Ways a Caregiver Can Encourage Independence
by Barry J. Jacobs, AARP Caregiving is not babysitting. Let those who can...do!
Many caregivers struggle with finding a balance between doing too much and too little. This is all the more complicated when a care receiver's abilities change from day to day or even hour to hour. There should be an understanding that caregivers won't take over any tasks unless they absolutely have to. But whether help is or isn't necessary is open to endless debate between earnest caregivers and proud care receivers.
How do we maintain our loved ones' independence and morale by providing them with the right amount of support to optimize their functioning? Here are some ideas:
Powwow and plan. Even before your parent needs help, talk with her about how her capabilities may change as she ages. Begin a conversation about how she might one day cope with diminished physical and cognitive abilities and how you might best support her.
Don't jump in with help too quickly. Be cautious before introducing change into an aging parent's life or risk resistance. Observe your parent's behavior and functioning before concluding that she actually requires assistance at this time.

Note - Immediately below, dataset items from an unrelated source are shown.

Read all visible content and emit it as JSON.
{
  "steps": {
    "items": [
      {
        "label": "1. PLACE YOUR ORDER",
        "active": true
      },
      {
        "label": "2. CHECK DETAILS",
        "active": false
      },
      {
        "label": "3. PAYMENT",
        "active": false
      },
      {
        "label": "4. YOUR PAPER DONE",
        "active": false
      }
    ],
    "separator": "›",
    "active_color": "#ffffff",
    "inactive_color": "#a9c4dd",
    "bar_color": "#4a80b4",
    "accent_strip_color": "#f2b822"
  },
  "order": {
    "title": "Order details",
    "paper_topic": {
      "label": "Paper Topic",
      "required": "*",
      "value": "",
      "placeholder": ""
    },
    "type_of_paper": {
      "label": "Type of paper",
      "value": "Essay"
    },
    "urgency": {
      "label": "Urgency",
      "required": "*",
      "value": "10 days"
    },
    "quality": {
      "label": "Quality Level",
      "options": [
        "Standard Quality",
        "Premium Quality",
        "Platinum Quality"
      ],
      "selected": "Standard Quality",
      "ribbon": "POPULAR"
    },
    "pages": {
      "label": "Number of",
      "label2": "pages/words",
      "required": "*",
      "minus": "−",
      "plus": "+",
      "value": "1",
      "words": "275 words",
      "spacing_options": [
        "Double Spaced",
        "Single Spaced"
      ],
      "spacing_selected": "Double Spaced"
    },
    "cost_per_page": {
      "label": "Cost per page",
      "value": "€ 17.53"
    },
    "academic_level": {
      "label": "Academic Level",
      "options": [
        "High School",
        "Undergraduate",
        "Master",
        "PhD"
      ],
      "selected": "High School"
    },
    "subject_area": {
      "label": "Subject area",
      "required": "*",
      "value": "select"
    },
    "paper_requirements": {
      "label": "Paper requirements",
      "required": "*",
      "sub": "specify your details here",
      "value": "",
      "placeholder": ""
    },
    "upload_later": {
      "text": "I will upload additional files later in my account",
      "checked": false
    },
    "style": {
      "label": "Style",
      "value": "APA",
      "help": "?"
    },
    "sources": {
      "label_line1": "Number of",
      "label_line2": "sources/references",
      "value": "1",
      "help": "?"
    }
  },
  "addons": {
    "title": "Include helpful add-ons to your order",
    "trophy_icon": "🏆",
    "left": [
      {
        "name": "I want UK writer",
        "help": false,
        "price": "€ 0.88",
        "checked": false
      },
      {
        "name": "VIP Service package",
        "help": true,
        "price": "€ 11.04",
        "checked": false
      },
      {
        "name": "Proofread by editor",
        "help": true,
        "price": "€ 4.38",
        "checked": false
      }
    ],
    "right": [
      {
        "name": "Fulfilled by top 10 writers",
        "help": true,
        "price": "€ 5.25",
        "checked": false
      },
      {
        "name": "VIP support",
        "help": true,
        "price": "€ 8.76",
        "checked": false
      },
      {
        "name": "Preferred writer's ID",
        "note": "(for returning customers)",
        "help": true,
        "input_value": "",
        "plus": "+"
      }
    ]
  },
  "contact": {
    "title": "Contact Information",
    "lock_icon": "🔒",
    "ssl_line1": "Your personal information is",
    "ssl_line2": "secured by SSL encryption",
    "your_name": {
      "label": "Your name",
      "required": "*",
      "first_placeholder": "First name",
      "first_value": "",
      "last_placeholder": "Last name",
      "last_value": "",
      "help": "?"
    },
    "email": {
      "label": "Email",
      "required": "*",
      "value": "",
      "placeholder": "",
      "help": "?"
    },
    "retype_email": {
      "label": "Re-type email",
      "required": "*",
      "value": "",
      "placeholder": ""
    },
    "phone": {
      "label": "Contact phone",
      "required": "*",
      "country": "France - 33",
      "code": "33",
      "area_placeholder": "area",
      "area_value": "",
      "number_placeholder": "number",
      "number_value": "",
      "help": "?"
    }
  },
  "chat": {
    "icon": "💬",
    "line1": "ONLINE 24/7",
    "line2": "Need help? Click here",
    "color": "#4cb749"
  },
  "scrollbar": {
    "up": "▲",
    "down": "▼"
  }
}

Focus on what your loved one can still do. Steer her toward her strengths — for example, setting the table if she hasn't the organizational skills to cook a full-course meal, or remembering old times if she's lost short-term recall.
Frame help as empowering. Tell your parent that your job is to help her live as well as possible as she gets older. Reassure her that the goal is to enable her to continue to do the things she still wants to do — just as leaning on a cane, for example, might help someone walk farther than she might otherwise. Emphasize that you may be the cane but that she is still traveling the path of her own life.